China, the US & Oil
OPEC is just one lever in global energy pricing in 2023
Fifty years after the 1973 Oil Crisis, OPEC has found new life as a balancing force in geopolitics. As a consequence of its newfound energy self-sufficiency, the United States has been downgrading its relationships with the oil-producing nations of the Middle East, Latin America, and Africa. The world’s second largest economy however, is far more dependent on other countries for its energy needs, and that in turn is reflected in China’s expanding foreign policy objectives.
As a result of the OPEC announcement last weekend, markets reacted with higher prices. The increase might not be sustainable. In 2001 and 2008 oil prices continued to decline after OPEC production cuts. According the the EIA, between 1998 and 2016, the average price decline three months later was 2.3%.
If we slide into recession, the macro economic environment will trump supply adjustments. Forecasters are betting hard on a China rebound in 2023, but if the world slows, China slows with it. Indicators of manufacturing activity in both China and the US are down, and in an environment of higher interest rates and credit contraction, recovery could be pushed out to 2024.
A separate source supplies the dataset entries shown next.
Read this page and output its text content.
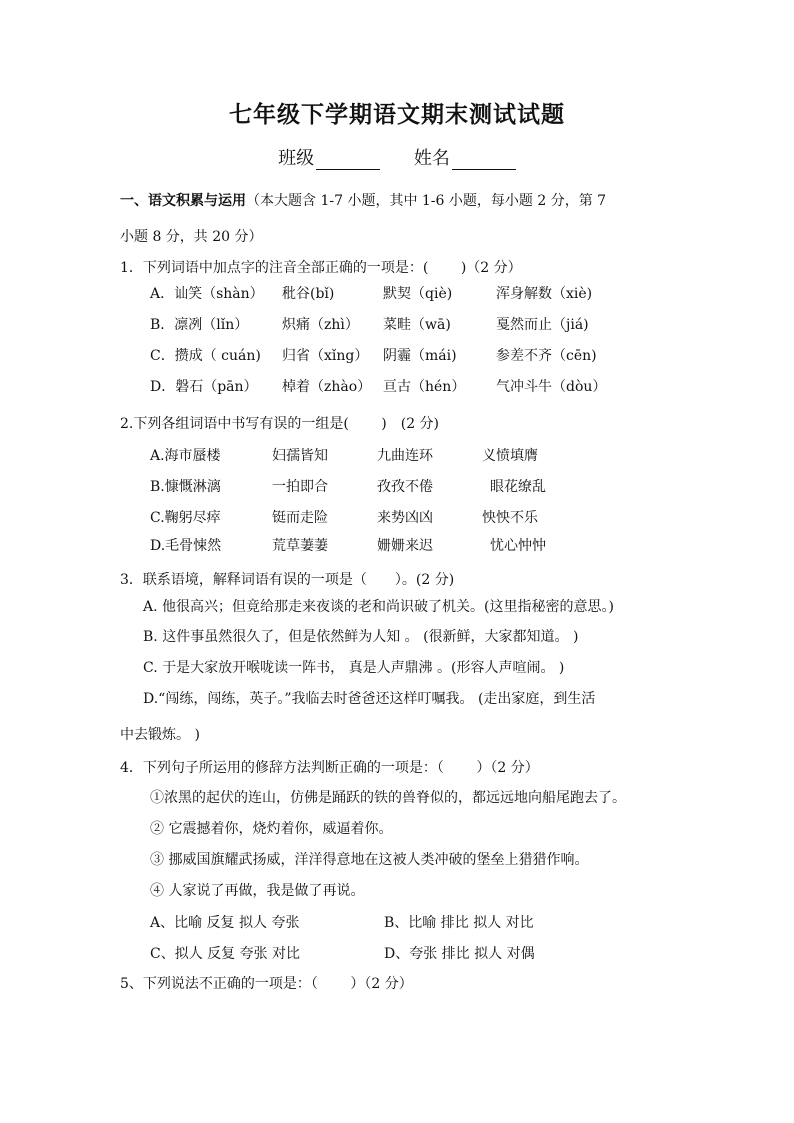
七年级下学期语文期末测试试题
班级	姓名
一、语文积累与运用（本大题含 1-7 小题，其中 1-6 小题，每小题 2 分，第 7
小题 8 分，共 20 分）
1．下列词语中加点字的注音全部正确的一项是：(　　 )（2 分）
A．讪笑（shàn） 秕谷(bǐ)	默契（qiè)	浑身解数（xiè)
B．凛冽（lǐn） 炽痛（zhì） 菜畦（wā)	戛然而止（jiá)
C．攒成（ cuán) 归省（xǐng） 阴霾（mái)	参差不齐（cēn)
D．磐石（pān） 棹着（zhào） 亘古（hén） 气冲斗牛（dòu）
2.下列各组词语中书写有误的一组是(　　 )　(2 分)
A.海市蜃楼	妇孺皆知	九曲连环	义愤填膺
B.慷慨淋漓	一拍即合	孜孜不倦	眼花缭乱
C.鞠躬尽瘁	铤而走险	来势凶凶	怏怏不乐
D.毛骨悚然	荒草萋萋	姗姗来迟	忧心忡忡
3．联系语境，解释词语有误的一项是（　　）。(2 分)
A. 他很高兴；但竟给那走来夜谈的老和尚识破了机关。(这里指秘密的意思。)
B. 这件事虽然很久了，但是依然鲜为人知 。 (很新鲜，大家都知道。 )
C. 于是大家放开喉咙读一阵书， 真是人声鼎沸 。(形容人声喧闹。 )
D.“闯练，闯练，英子。”我临去时爸爸还这样叮嘱我。 (走出家庭，到生活
中去锻炼。 )
4．下列句子所运用的修辞方法判断正确的一项是：（　　 ）（2 分）
①浓黑的起伏的连山，仿佛是踊跃的铁的兽脊似的，都远远地向船尾跑去了。
② 它震撼着你，烧灼着你，威逼着你。
③ 挪威国旗耀武扬威，洋洋得意地在这被人类冲破的堡垒上猎猎作响。
④ 人家说了再做，我是做了再说。
A、比喻 反复 拟人 夸张	B、比喻 排比 拟人 对比
C、拟人 反复 夸张 对比	D、夸张 排比 拟人 对偶
5、下列说法不正确的一项是：（　　 ）（2 分）
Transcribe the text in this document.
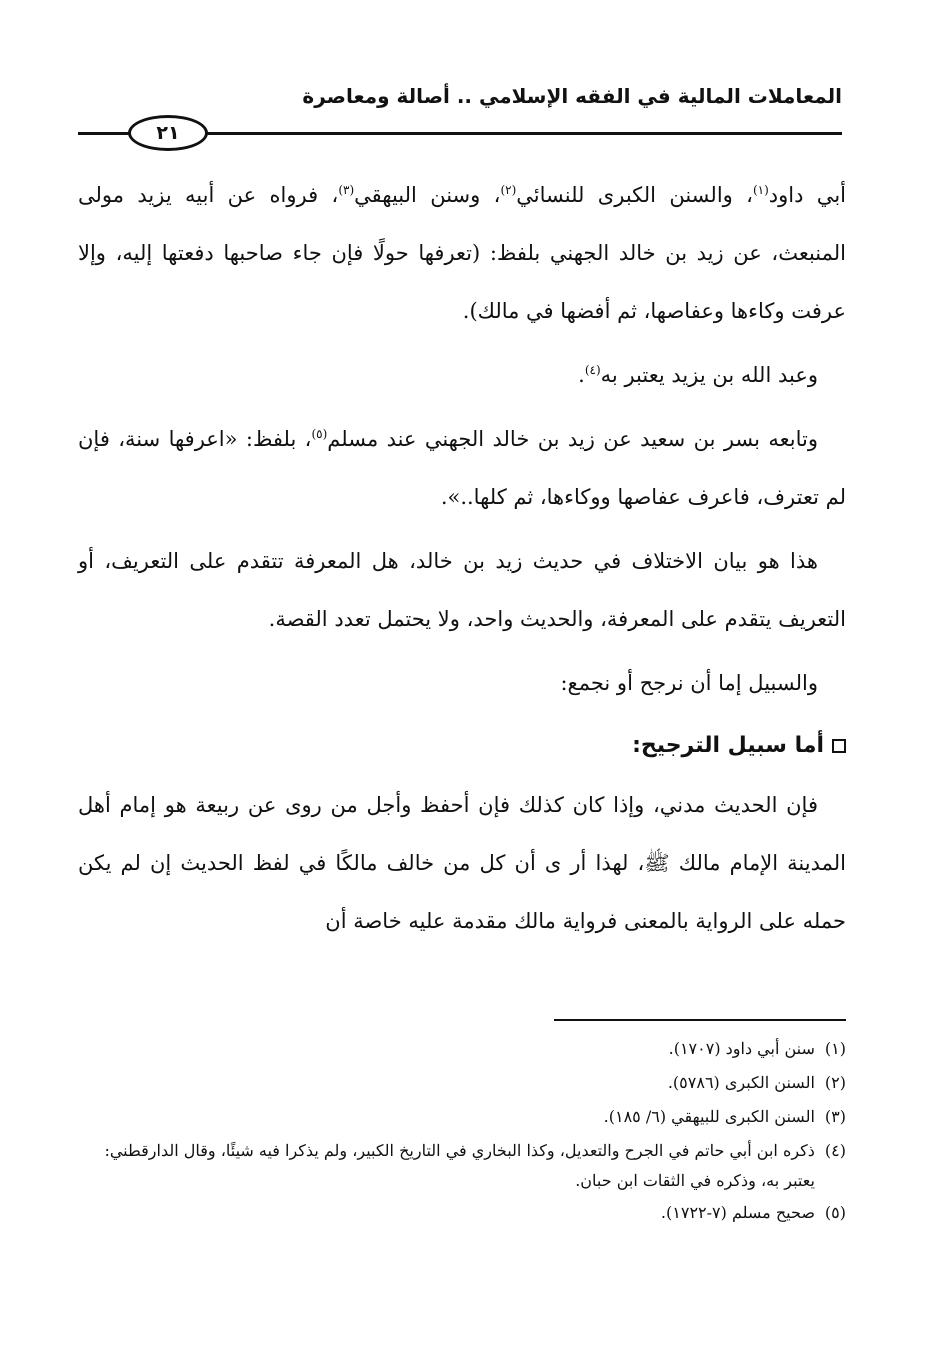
المعاملات المالية في الفقه الإسلامي .. أصالة ومعاصرة
٢١

أبي داود$^{(١)}$، والسنن الكبرى للنسائي$^{(٢)}$، وسنن البيهقي$^{(٣)}$، فرواه عن أبيه يزيد مولى المنبعث، عن زيد بن خالد الجهني بلفظ: (تعرفها حولًا فإن جاء صاحبها دفعتها إليه، وإلا عرفت وكاءها وعفاصها، ثم أفضها في مالك).

وعبد الله بن يزيد يعتبر به$^{(٤)}$.

وتابعه بسر بن سعيد عن زيد بن خالد الجهني عند مسلم$^{(٥)}$، بلفظ: «اعرفها سنة، فإن لم تعترف، فاعرف عفاصها ووكاءها، ثم كلها..».

هذا هو بيان الاختلاف في حديث زيد بن خالد، هل المعرفة تتقدم على التعريف، أو التعريف يتقدم على المعرفة، والحديث واحد، ولا يحتمل تعدد القصة.

والسبيل إما أن نرجح أو نجمع:

أما سبيل الترجيح:

فإن الحديث مدني، وإذا كان كذلك فإن أحفظ وأجل من روى عن ربيعة هو إمام أهل المدينة الإمام مالك ﷺ، لهذا أر ى أن كل من خالف مالكًا في لفظ الحديث إن لم يكن حمله على الرواية بالمعنى فرواية مالك مقدمة عليه خاصة أن

(١)
سنن أبي داود (١٧٠٧).
(٢)
السنن الكبرى (٥٧٨٦).
(٣)
السنن الكبرى للبيهقي (٦/ ١٨٥).
(٤)
ذكره ابن أبي حاتم في الجرح والتعديل، وكذا البخاري في التاريخ الكبير، ولم يذكرا فيه شيئًا، وقال الدارقطني: يعتبر به، وذكره في الثقات ابن حبان.
(٥)
صحيح مسلم (٧-١٧٢٢).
Last Tuesday, March 28th, just a few days before the OPEC cut, a phone call took place between Crown Prince Mohammed bin Salman and President Xi Jinping. Was a possible slowdown discussed and was this in part the reason for the OPEC surprise on Sunday? Oil settlement mechanisms were on the agenda based on news that followed, so why not projected demand for oil by China? See the last sentence of the Saudi readout:
“Aspects of the partnership between Saudi Arabia and China and joint coordination efforts to enhance cooperation between the two countries in various fields were also reviewed.”